Ventitrè anni dopo il primo Wall Street, Oliver Stone torna a puntare la sua macchina da presa nel cuore pulsante del moderno capitalismo. E lo fa alla sua maniera: indaga a fondo, denuncia, informa, seduce. Lo fa raccontando la trasformazione avvenuta in un paese dove una volta i singoli potevano arricchirsi a dismisura, violando qualche regola e disobbendo a qualche legge, compresa qualche legge morale. Ora a quei singoli si sono sostituite istituzioni, banche, associazioni, fondazioni: per meglio confondere le acque, per meglio sguazzare nel fango di regole diventate nel tempo sempre più vaghe e permissive; lo fa evidenziando come la mano invisibile del libero mercato sia in grado di mantenerlo in vita, ma solo fino a quando quel mercato stesso non ha spremuto a dovere anche tutto quello che viene venduto o comprato spacciandolo per ricchezza ma che ricchezza non è (i titoli subprime o tossici). E’ allora che quel mercato siede umilmente al tavolo della Federal Reserve in cerca di un aiuto costituito dal denaro pubblico. Lo fa raccontando di come nel capitalismo il domani non può essere un orizzonte temporale a lunga scadenza: i profitti vanno realizzati subito, altrimenti gli azionisti non investono ed il management non prenderà il succoso bonus di fine anno. Lo fa con l’occhio attento del grande regista, che si è avvalso di un lungo lavoro di indagine nei centri del potere finanziario americano supportato dalla collaborazione di veri operatori di borsa; e lo fa con il realismo di chi va a mettere la macchina da presa negli open space di quelle società dove si fa realmente compravendita di titoli azionari.
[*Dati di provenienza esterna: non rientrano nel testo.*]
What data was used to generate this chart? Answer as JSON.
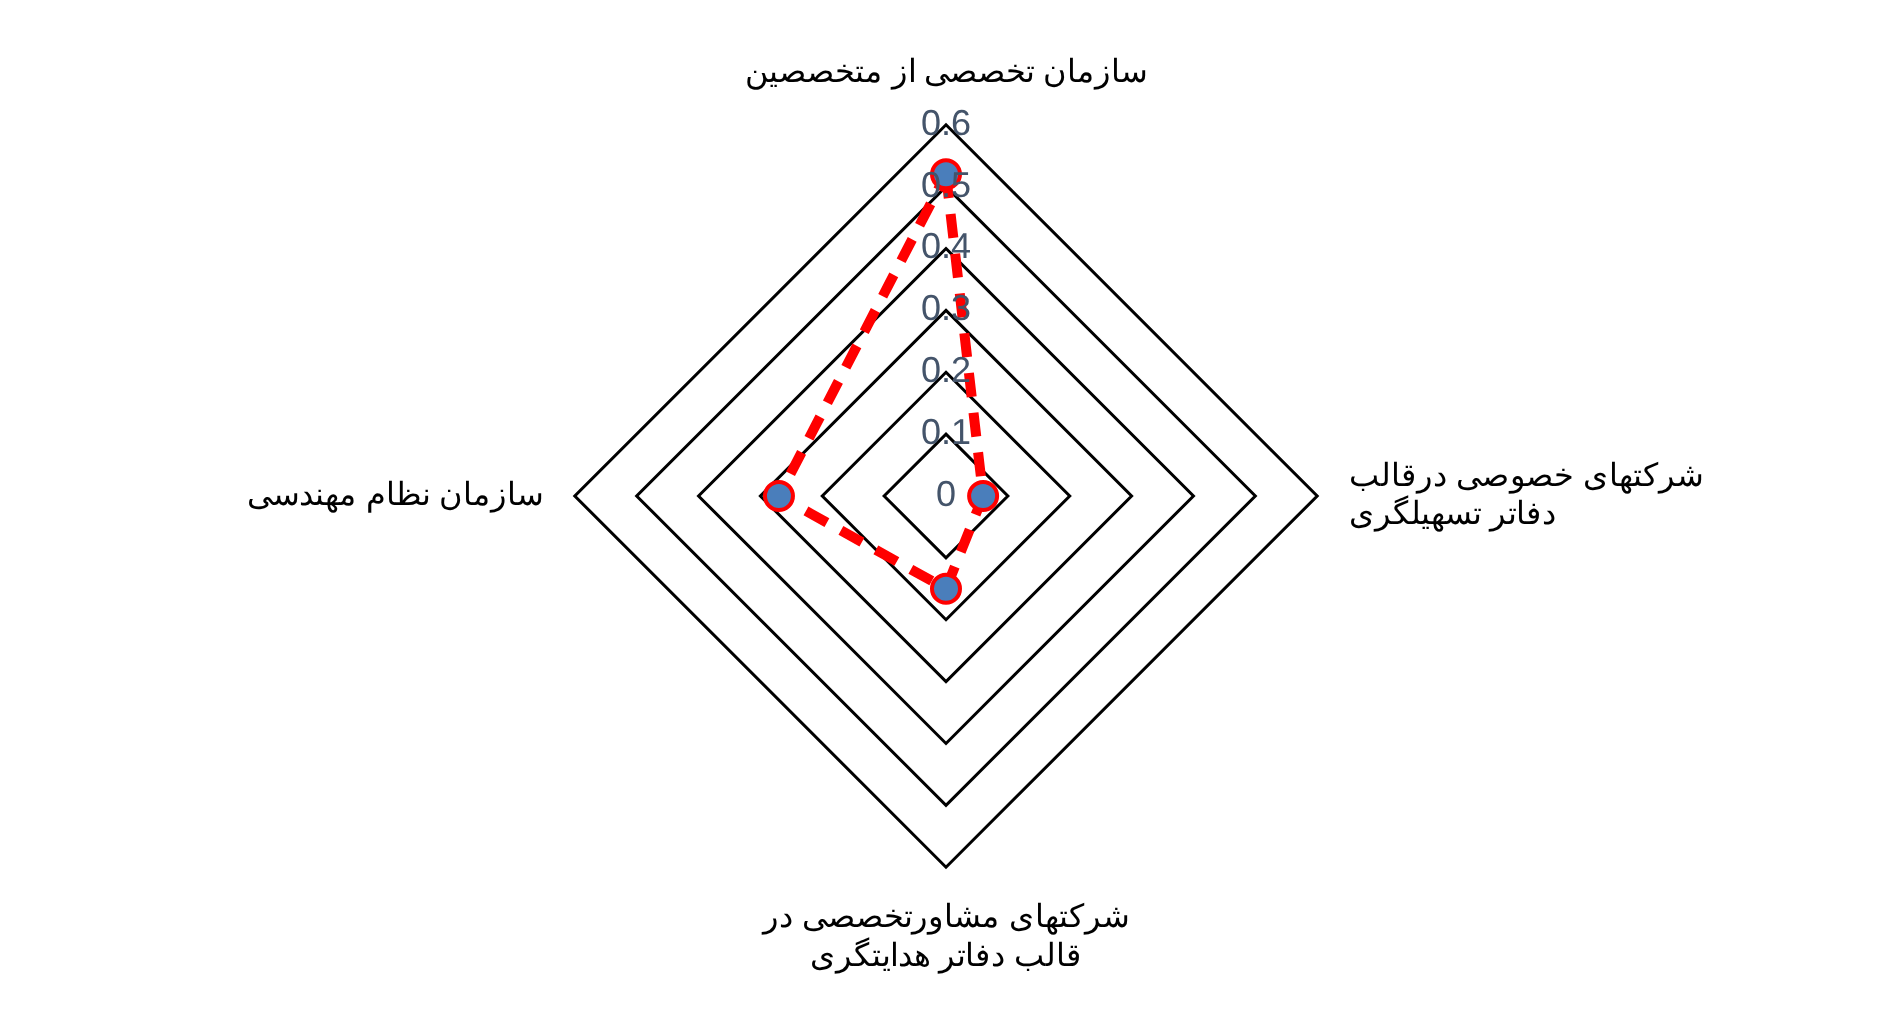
{
  "chart_data": {
    "type": "radar",
    "categories": [
      "سازمان تخصصی از متخصصین",
      "شرکتهای خصوصی درقالب دفاتر تسهیلگری",
      "شرکتهای مشاورتخصصی در قالب دفاتر هدایتگری",
      "سازمان نظام مهندسی"
    ],
    "series": [
      {
        "color": "#ff0000",
        "values": [
          0.52,
          0.06,
          0.15,
          0.27
        ]
      }
    ],
    "ylim": [
      0,
      0.6
    ],
    "yticks": [
      0,
      0.1,
      0.2,
      0.3,
      0.4,
      0.5,
      0.6
    ],
    "grid": true,
    "legend": false,
    "marker": "circle",
    "line_style": "dashed"
  }
}
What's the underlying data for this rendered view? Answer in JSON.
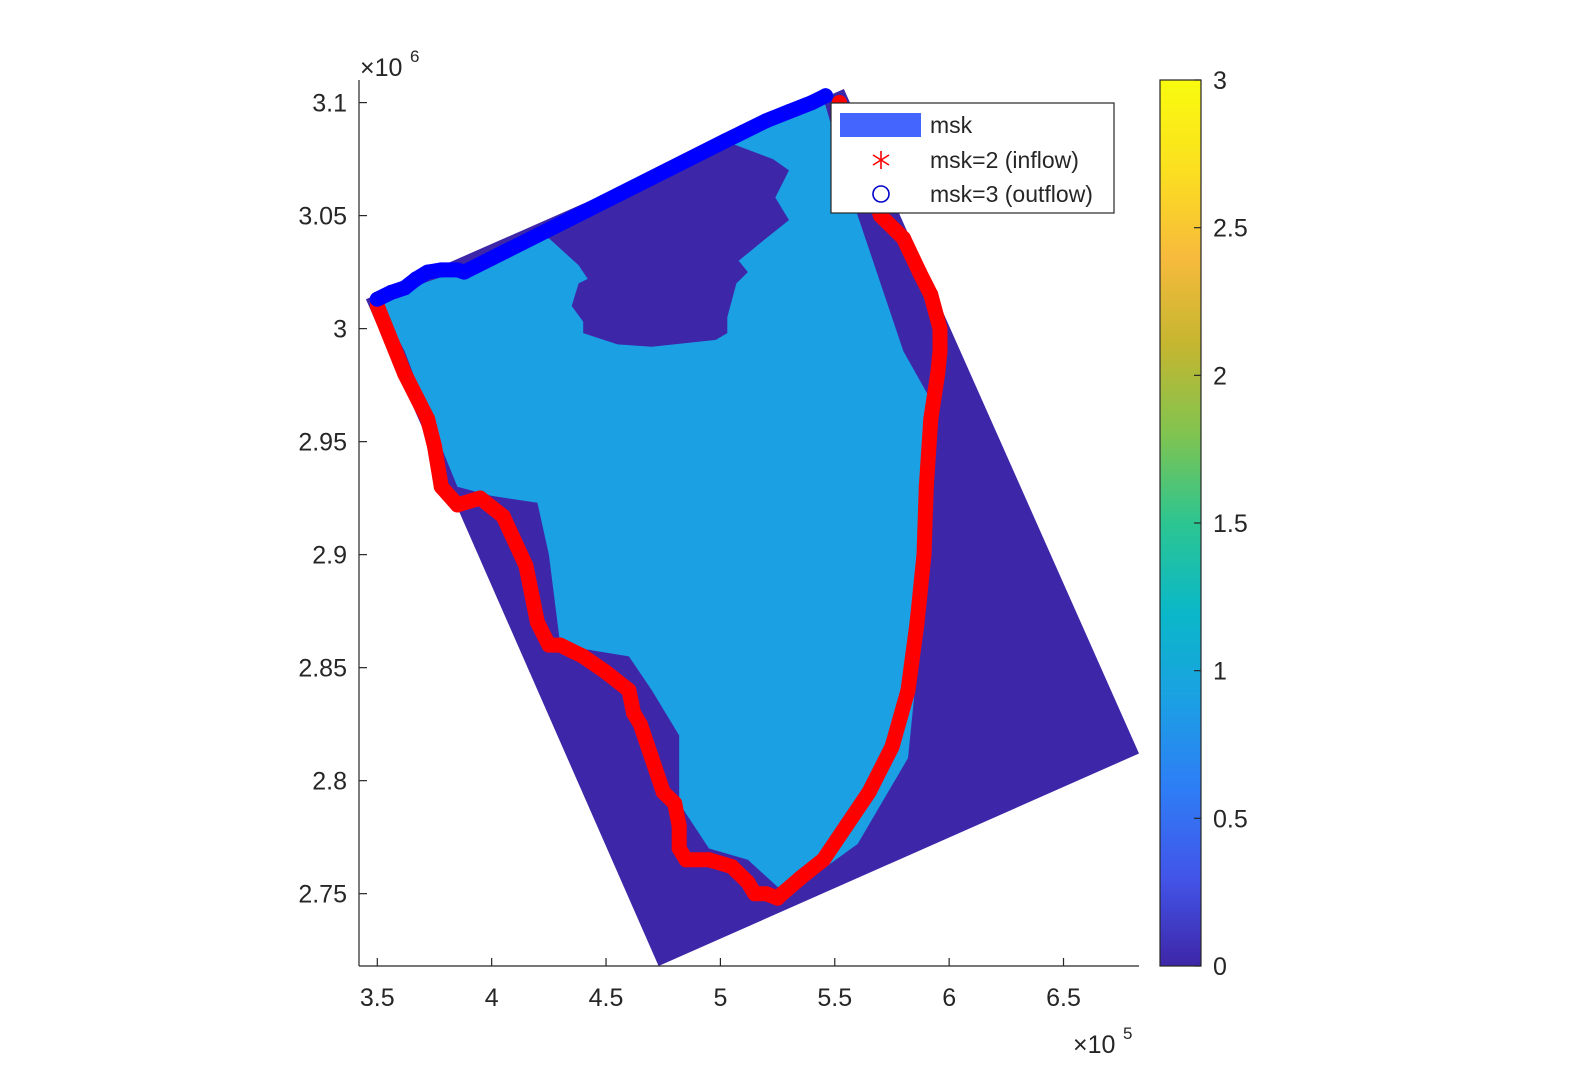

Lo fa avendo la fortuna di non essere un uomo accecato “dall’avidità”, tema portante del film sul quale Gordon Gekko ha scritto un saggio durante la sua permanenza in carcere, e dunque riesce ad evidenziare le vene aperte di un capitalismo sempre più spietato e sempre meno efficiente, che non produce più ricchezza come beni prodotti ma rendite finanziarie costituite da soli movimenti di denaro.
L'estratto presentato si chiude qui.